The fear is not unfounded, according to the conference discussion. More companies are explicitly mentioning AI when announcing job cuts. Salesforce, for example, laid off 4,000 customer-support staff and said AI now handles 50% of the unit’s workload.
Jack Dorsey, CEO of Block, also announced plans to cut nearly half the company’s workforce, citing “intelligent tools” that have changed how the business operates.
Not everyone agrees that AI is the primary driver of these decisions. Some economists argue that firms may be using AI as a pretext for layoffs that actually reflect earlier over-hiring or broader cost-cutting ahead of investments in technology infrastructure.
Sam Altman, CEO of OpenAI, previously described this as “AI-washing,” branding something as AI to justify or improve optics. Speakers at HumanX echoed that view, arguing that AI can serve as a convenient excuse to cut jobs even as companies forecast major change ahead.
Matt Garman, CEO of Amazon Web Services, said AI will “change every company, every job, and every way humans work.” Nvidia CEO Jensen Huang had similarly framed the end goal as making “no one left to program.”
Andrew Ng, founder of DeepLearning.AI, pushed back on the idea that programming is becoming obsolete, arguing that AI makes it easier for more people to access the skill rather than eliminating the need for it.

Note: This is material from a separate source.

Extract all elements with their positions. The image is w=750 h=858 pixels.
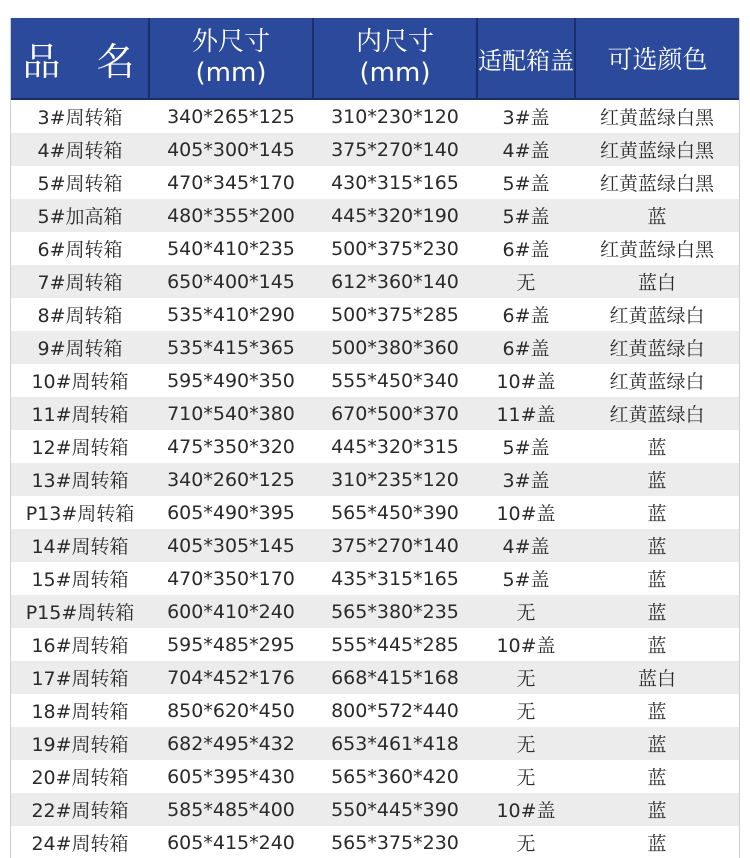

Greg Hart, CEO of Coursera, said a different skill mix may emerge as AI takes on more technical tasks. “When AI can do more tasks, the differentiating factor for an employee will be human skills — critical thinking, communication, and teamwork,” he said. He added that enrollments in critical-thinking courses tripled in the past year.
Florian Douetteau, CEO of Dataiku, suggested that the core human value is “the ability to judge.” He described a model in which AI works through the night, humans verify results in the morning, and the system continues operating during the day. He also cautioned that “we will have a generation that has never written anything from start to finish in their life,” calling it “quite worrying.”
Optimistic forecasts may be harder for younger workers to realize, particularly when they struggle to land their first jobs. The article notes that AI has automated many input tasks that previously supported workplace onboarding.
SignalFire’s research found that hiring applicants with under one year of experience at major US tech firms fell by 50% between 2019 and 2024.
Former US Vice President Al Gore warned that job losses could extend across many intellectually demanding occupations. He urged concrete action plans to identify threatened occupations and help workers transition, arguing that failing to prepare would repeat mistakes made during the offshoring wave after production moved abroad in the 2000s.
“To me, the mistake is not globalization. The mistake is that we did not prepare for its consequences,” he said. He also noted that many people avoid the discussion because they fear it could dampen enthusiasm for AI technology.
The conference discussion framed AI as a potential productivity unlock for businesses while also forcing deep structural restructuring in the labor market. With “Stop Hiring Humans” moving from shock slogan toward a recurring theme, the debate over jobs in the AI era may be only beginning.